# Smart Little Yorkie Puppy



## SeaBreeze (Dec 14, 2013)




----------



## Pappy (Dec 14, 2013)

Awww, smart little pup.


----------



## Jillaroo (Dec 14, 2013)

_Aaaww very smart and cute pup_:hair:


----------



## drifter (Dec 14, 2013)

Wow! Good doggie.


----------



## TICA (Dec 16, 2013)

I tend to like bigger dogs but that little one is the cutest I've seen in a long time.


----------



## SeaBreeze (Jan 11, 2015)

Here's she is a little older, but not much bigger, lol.


----------



## hollydolly (Jan 11, 2015)

awwww she is sooo clever and cute


----------



## Ina (Jan 11, 2015)

Why is the picture of the little yorkie a black rectangle ???


----------



## 123Testing (Jan 11, 2015)

such a sweet little lap baby.


----------



## jujube (Jan 11, 2015)

I love Yorkies.  For such little things, they are tough as nails.   I've never met a Yorkie that didn't think she was a Doberman.


----------



## Ina (Jan 11, 2015)

Awww, She is just so tiny, she can't weigh more than 2 or 3 pounds.


----------



## Cookie (Jan 11, 2015)

Awwww -  toooo cute - and so smart - high five!


----------



## Denise1952 (Jan 11, 2015)

Oh I loved this soooooooo much Seabreeze, thank you!!


----------



## Born2Travel (Jan 12, 2015)

WOW!  What a smart little pup!
She reminds me of a rescue dog, mostly Australian Sheppard, named Lucky, that I had many years ago.  Lucky was so smart she could've been a circus dog.  One day I decided to give her hand signals along with verbal commands.  Soon, we were going through her routine with just little movements of my fingers.  When the little kids in the neighborhood came around, I would show them Lucky and her tricks.  I'll never forget the day when I told the kids that Lucky could count.  I'd look at Lucky and say, "Lucky.  If you had one bone and I gave you one more bone, how many bones would you have?"  I'd move a finger, Lucky would bark.  I'd move a finger again and Lucky would bark again.  Two barks.  Moving on, I would then say, "Lucky.

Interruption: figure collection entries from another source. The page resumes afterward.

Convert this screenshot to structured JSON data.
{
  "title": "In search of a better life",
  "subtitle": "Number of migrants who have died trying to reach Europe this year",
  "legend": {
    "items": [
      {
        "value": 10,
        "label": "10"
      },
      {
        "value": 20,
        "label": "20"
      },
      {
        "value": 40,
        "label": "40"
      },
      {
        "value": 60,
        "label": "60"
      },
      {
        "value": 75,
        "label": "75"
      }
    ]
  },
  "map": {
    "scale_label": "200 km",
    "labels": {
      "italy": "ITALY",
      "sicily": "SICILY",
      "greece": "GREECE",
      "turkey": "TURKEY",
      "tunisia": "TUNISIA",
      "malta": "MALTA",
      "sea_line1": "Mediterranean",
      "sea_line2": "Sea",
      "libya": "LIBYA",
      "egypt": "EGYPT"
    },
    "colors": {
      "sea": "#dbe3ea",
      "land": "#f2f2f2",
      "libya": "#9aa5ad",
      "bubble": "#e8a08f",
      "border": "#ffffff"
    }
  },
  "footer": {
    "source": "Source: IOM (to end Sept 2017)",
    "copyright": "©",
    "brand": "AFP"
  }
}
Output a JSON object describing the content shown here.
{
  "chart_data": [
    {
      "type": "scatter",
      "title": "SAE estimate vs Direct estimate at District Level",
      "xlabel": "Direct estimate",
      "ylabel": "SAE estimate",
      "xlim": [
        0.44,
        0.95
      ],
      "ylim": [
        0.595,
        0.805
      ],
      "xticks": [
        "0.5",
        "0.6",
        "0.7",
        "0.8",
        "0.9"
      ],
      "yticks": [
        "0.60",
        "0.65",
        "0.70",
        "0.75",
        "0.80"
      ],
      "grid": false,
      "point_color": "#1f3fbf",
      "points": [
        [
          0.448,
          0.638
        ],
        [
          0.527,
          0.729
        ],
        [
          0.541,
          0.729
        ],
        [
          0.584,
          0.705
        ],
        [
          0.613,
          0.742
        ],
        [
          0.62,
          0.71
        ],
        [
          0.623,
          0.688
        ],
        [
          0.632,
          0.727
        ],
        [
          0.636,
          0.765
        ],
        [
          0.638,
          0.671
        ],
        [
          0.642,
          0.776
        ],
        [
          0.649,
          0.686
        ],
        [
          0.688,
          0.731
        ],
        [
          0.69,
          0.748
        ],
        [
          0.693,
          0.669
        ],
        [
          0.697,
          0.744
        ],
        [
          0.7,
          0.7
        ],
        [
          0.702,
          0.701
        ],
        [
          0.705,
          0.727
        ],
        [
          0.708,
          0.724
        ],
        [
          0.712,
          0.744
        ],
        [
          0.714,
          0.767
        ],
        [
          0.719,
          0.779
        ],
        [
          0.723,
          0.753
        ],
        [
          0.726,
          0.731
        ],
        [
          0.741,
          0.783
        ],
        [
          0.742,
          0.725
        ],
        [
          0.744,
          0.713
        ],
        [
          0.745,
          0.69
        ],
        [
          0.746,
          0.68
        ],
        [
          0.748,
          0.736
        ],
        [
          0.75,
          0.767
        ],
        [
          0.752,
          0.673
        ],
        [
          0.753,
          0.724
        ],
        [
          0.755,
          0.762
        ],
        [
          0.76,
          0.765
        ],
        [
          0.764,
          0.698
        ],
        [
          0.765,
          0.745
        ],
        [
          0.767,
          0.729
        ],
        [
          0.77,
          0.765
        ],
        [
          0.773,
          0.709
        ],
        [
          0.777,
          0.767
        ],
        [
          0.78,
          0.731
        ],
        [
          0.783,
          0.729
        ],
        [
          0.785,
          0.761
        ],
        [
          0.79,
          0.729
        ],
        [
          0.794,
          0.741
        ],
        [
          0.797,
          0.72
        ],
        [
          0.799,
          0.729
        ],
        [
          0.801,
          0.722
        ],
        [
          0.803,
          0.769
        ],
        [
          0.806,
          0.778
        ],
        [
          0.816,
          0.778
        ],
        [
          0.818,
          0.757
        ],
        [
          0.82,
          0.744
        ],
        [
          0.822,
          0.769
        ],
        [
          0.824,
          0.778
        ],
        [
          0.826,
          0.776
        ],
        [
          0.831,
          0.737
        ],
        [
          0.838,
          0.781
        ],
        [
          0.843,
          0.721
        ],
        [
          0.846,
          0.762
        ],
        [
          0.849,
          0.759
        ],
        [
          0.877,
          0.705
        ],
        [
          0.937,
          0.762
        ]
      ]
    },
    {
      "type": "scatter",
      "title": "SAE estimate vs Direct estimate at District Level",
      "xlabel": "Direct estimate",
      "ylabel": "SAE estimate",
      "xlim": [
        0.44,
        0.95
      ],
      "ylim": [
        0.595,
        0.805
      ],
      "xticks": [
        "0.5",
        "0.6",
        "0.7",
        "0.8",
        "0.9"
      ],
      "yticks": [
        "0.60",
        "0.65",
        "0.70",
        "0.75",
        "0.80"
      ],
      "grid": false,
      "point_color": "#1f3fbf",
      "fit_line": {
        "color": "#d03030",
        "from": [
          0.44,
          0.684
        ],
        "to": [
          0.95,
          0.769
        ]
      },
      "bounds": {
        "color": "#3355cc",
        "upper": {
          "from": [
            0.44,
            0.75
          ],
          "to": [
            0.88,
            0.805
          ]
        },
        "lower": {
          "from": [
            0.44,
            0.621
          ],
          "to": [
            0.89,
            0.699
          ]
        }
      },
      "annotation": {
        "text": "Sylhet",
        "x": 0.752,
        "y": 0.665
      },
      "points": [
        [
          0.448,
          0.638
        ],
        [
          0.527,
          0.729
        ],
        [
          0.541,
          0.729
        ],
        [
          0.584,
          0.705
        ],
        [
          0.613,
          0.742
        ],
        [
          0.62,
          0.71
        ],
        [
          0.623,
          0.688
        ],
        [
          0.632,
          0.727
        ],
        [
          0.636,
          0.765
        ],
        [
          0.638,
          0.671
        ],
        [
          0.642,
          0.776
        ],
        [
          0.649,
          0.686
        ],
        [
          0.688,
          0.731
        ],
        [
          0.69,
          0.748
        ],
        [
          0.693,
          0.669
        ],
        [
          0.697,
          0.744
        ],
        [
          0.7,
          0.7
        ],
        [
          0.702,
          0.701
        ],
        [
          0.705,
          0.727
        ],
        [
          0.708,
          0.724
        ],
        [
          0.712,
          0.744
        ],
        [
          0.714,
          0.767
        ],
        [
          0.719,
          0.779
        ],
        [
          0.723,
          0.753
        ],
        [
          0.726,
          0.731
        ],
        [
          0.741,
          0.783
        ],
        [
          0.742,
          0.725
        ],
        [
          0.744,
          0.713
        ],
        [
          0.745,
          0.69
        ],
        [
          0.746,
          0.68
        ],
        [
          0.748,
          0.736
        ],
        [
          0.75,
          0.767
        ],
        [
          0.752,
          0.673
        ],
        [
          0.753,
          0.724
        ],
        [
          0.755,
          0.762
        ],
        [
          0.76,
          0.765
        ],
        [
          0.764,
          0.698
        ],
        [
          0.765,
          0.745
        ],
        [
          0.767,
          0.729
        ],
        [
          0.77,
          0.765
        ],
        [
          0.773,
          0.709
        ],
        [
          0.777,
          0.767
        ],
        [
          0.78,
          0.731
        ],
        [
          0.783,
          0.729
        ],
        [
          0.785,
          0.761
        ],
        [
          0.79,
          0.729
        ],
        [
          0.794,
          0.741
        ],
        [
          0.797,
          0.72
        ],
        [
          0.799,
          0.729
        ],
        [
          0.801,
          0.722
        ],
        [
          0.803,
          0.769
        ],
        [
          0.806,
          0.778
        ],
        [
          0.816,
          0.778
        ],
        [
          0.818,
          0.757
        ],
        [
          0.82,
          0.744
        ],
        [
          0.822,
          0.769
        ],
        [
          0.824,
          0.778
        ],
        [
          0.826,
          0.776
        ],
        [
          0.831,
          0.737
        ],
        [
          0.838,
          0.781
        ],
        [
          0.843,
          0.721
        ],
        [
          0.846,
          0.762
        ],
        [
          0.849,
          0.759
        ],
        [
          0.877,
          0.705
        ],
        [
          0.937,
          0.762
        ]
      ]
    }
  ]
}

If you had 3 bones, and buried 2 bones, how many bones would you have left"?  Moving my finger, Lucky would bark once.  I'd say, "No Lucky, I think you would have 2 bones left."  The kids would jump up and down and say, "No, Mr. Andersen!  Lucky's right!  She'd have only 1 bone left!"  One little girl would hold up three fingers and say, "Three, take away two (folding two fingers down), leaves one bone left."  I'd scratch my head, rub my chin, and say, "Well, I'll be darned." Ü  Today, 20 years later, I can't help but wonder if those kids remember the dog that could add and subtract.


----------



## Denise1952 (Jan 12, 2015)

I'll bet they do, I would, as those are the best things of life  I was just thinking that a "dog or other animals" brain is a terrible thing to waste.  They are so smart, and I admire every pet-owner that takes the time to train them  Thanks for the neat story b2t


----------



## shedevil7953 (Jan 12, 2015)

What a dumplin!  That owner has spent a lot of time training that baby!


----------



## RadishRose (Jan 12, 2015)

She is so cute I can hardly stand it. Thanks, SB


----------



## avrp (Jan 12, 2015)

Thank you for sharing that, SeaBreeze. Too cute!


----------



## SeaBreeze (Jan 15, 2015)

Here are some well-behaved and well-loved German Shepherds.


----------



## Denise1952 (Jan 15, 2015)

That was amazing Sheperds are so excellent anyway, but yeah, he is amazing with them


----------



## lovemylittleboy (Jan 18, 2015)

Mighty cute! Yorkies are so cute! When I was grooming I more more Yorkies than anything it seemed.


----------



## lovemylittleboy (Jan 18, 2015)

I love Shepherds! And Dobermans..................well all of them And Yes Pitbulls too!!!!!


----------



## Denise1952 (Jan 18, 2015)

I had a neat friend in Bellingham that was a groomer  I just thought she was amazing a very knowledgeable.  You know sometimes how you remember the silliest things about people?  Well, she taught me how to blot my lipstick with my index finger, LOL!!  Just put your finger in like you're gonna suck on it and it makes a tiny ring of excess lipstick, then just wipe it off.  LOL!!  She said it always worked for her, LOL!


----------



## lovemylittleboy (Jan 18, 2015)

Well who would have thought! That is funny


----------



## Phoenix14 (Jan 19, 2015)

I want one


----------